To our knowledge, endothelium dependent or independent mechanism was involved in vascular relaxation. In the endothelium dependent mechanism, the intact endothelium cells secrete vascular dilators such as nitric oxide, prostacyclin and hyperpolarizing factor (17, 18). The present study showed that telmisartan induced vasodilation in the isolated endothelium-denuded rat mesenteric artery rings was not significantly different as compared with that in the endothelium intact artery rings. Such results suggest that telmisartan has an endothelium independent vasodilatory effect on the isolated rat mesenteric artery.
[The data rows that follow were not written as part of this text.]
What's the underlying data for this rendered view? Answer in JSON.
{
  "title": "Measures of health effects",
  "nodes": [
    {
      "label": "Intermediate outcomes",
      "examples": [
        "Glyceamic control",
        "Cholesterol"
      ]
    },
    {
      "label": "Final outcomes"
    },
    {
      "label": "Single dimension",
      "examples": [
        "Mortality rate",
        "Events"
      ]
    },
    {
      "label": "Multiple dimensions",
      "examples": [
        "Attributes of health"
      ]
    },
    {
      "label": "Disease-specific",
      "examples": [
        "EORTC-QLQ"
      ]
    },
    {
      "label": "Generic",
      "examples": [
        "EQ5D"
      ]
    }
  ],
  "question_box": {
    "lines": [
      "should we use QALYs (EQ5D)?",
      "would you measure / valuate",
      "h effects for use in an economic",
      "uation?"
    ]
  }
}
The increasing potassium efflux through membrane K+ channels, blocking of extracellular Ca2+ influx through membrane Ca2+ channels, as well as other mechanisms participate in the process of endothelium independent vasodilation (19). Up to now, four K+ channels have been found in vascular smooth muscle cells, which include ATP-sensitive (KATP), calcium-activated (BKCa), delayed rectifier (KV), and inward rectifier (KIR) potassium channels (20). Potassium ion efflux induced by activating the above K+ channels leads to hyperpolarization of the vascular muscle cell membrane, inhibits calcium ion influx through voltage-operative Ca2+ channel and causes vascular dilation. In order to investigate the role of K+ channels in the telmisartan induced vasodilation in rat mesenteric artery rings, we used selective blocker of K+ channels to pretreat rat mesenteric artery rings. We observed that the relaxant effect of telmisartan in the pre-contracted mesenteric artery rings was not affected by pretreatment with 10 mM TEA, 10 μM Gli and 1 mM 4-AP, which are the selective blockers of BKCa, KATP and KV channels, respectively. But 30 μM BaCl2, a selective blocker of inward rectifier potassium channels (KIR), significantly inhibited the vasodilation induced by 0.5, 1, 5 and, 10 μM telmisartan, which indicated that KIR channels may play a role in the vasodilation of telmisartan. With the increase of telmisartan concentration, a counter result has been observed: 50 μM and 100 μM telmisartan can reverse the inhibited effect of BaCl2. This result may be explained by the possibilities that telmisartan competes with BaCl2 to act on KIR channels or telmisartan may act in other ion channels. After telmisartan completely dilated the PE induced pre-contraction of rat mesenteric artery rings, 60 mM KCl can significantly make the dilated artery rings re-contracted, considering the vascular contracting effect of 60 mM KCl is related with voltage-operative Ca2+ channel (21), the result indicates that voltage-operative Ca2+ channel is not involved in the vascular relaxant effect of telmisartan.

Conclusion

The present study demonstrated for the first time that telmisartan produces concentration dependent vasodilation in isolated rat mesenteric artery rings with or without endothelium pre-contracted by PE. KIR channel may be involved in this relaxant effect of telmisartan. Our research only observed the relaxant effect of telmisartan in the isolated rat mesenteric artery rings in vitro and the maximum plasma concentration of telmisartan was 0.04 to 1.15 µM after daily oral 20 mg to 120 mg administration (5). Whether such concentrations of telmisartan in plasma also play a role in vasodilation in rat mesenteric artery in vivo need to be further investigated. However, the effects of ARBs on ion channels typically occur at the supratherapeutic concentrations in micromolar range; clinical symptoms associated with such effects of ARBs have not been reported.